公園へ行かないか、火曜日に/柴崎友香 |
最近小説読んでいないのでリハビリ的に読んだ。アイオワ大学のライティングプログラムに参加した話をつづった小説であり、虚実の境が曖昧で日記、エッセイ的な小説でオモシロかった。基本は世界中から集まった作家たちのある種のモラトリアム期間の記録というストレートなオモシロさが一番にくる。アメリカでの生活、参加者間のカルチャーギャップ、誰と何を話したかなど。著者は英語が話せないことを悔いている場面も多いが、それも含めてコミュニケーションの記録であり体験記として興味深かった。例えばこんな風。
目の前に確かにあるものと、人の意思や関係ややりとりで成り立っていることと、今自分と話している人が思っていること知っていること、私が理解していることが、常に少しずつずれていて、それがときどき重なったりつながったりして、いくつもの層のあいだを漂っているみたいに、暮らしていた。
以前に滝口悠生さんによるやがて忘れる過程の途中という同じくアイオワ大学のライティングプログラムを題材とした小説を読んでいたので大まかな全体の流れは理解していたが、やはり作家が違えばこれだけ書き口、パースペクティブが異なることが興味深かった。一人称で書かれているのだけども、会話描写が少ないからなのか全体に距離を感じた。観察日記的とでも言えばいいのか。起こっていることと自分の考えの擦り合わせについてたくさん書かれている。特にトランプが大統領選で当選したタイミングで当時の現地の空気を日本の小説家の視点で読むのが新鮮だった。もしかすると距離を感じたのはトランプが生んだ分断の空気の影響もあるかもしれない。実際旅行者とはいえその風に晒されているような描写がいくつかあり、あの頃から世界は少しはマシになったのだろうかと考えたりもした。
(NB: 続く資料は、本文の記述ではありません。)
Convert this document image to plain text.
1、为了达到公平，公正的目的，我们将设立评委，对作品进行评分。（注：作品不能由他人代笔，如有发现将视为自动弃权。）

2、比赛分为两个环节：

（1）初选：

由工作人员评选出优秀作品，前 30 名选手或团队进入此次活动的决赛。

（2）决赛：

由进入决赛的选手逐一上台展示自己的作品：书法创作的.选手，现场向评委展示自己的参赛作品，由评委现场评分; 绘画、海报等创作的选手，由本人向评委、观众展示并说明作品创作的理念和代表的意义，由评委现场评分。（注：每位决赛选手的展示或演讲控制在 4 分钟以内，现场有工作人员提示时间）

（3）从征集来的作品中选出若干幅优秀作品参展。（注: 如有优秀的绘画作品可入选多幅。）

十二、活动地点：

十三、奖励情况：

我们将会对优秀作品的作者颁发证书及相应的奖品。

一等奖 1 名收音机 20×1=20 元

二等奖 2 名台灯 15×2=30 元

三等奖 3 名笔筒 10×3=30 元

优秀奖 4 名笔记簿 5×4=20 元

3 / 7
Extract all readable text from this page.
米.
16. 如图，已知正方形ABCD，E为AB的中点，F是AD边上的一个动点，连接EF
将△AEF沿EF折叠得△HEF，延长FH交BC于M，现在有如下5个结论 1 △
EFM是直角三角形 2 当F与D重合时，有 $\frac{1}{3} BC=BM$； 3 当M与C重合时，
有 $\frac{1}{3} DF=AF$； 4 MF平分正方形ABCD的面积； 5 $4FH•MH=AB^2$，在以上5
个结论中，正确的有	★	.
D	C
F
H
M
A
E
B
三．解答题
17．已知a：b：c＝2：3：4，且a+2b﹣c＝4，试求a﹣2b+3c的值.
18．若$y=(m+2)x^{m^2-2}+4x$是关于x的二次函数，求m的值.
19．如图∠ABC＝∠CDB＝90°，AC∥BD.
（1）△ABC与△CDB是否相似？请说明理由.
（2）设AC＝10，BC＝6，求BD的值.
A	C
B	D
日本にいるだけでは、相対的な日本および日本語の価値や意味などが掴みにくい。アメリカで英語で周りの人たちとコミュニケーションを取る中で著者による日本語の論考は興味深かった。端的にはこういうこと。いつかいってみたいアイオワ大学。
ここから見るそこと、そこから見るここ。 ここにいるから見えるそこと、そこにいるから見えるここ。ここにいるから見えないそこ。ここにいるから見えないここ。